Description
This analysis is about the special reading experience deriving from the interplay of bottom-up and top-down processes in the reception of Kafka’s narrative texts. Text phenomena which are typical for the author (and therefore kafkaesque) are being analysed in “The Worries of a Family Man” and in his three novels.
The special effect of these kafkaesque peculiarities on readers is made tangible primarily with the help of Wolfgang Iser’s Leerstellentheorie and cognitive poetics. In a comparison of the novels, the first fragment, “Amerika or The Missing” Person offers significantly fewer Kafka-typical features than the last fragment, “The Castle”. It can also be demonstrated on the basis of individual passages from different texts with similar subject matter that the narrators of the novels are becoming better and better at making it more difficult for the reader to create meaning based on what they are reading.
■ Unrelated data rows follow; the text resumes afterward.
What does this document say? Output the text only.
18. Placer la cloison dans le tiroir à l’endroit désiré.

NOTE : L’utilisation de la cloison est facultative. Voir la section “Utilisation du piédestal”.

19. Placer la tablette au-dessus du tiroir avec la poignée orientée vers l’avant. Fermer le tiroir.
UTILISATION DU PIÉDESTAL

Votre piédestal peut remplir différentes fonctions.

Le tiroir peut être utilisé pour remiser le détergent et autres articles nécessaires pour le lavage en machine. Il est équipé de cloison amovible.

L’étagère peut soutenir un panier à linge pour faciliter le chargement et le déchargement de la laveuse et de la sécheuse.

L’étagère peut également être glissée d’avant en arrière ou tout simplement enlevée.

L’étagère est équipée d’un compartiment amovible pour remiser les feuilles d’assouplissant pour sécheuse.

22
This difficulty in the construction of meaning arises on the level of the situation model: the descriptions of what is given within the narrative cannot be reconciled with the schemata that people adopt in the course of their lives based on the experiences they have made.
The process of understanding, which usually occurs automatically when reading a text, is being deautomated because the reader is overwhelmed by the narrator’s schemas; depending on the text on a more general or detailed level. This specific quality of Kafka’s texts is Kafkaesque.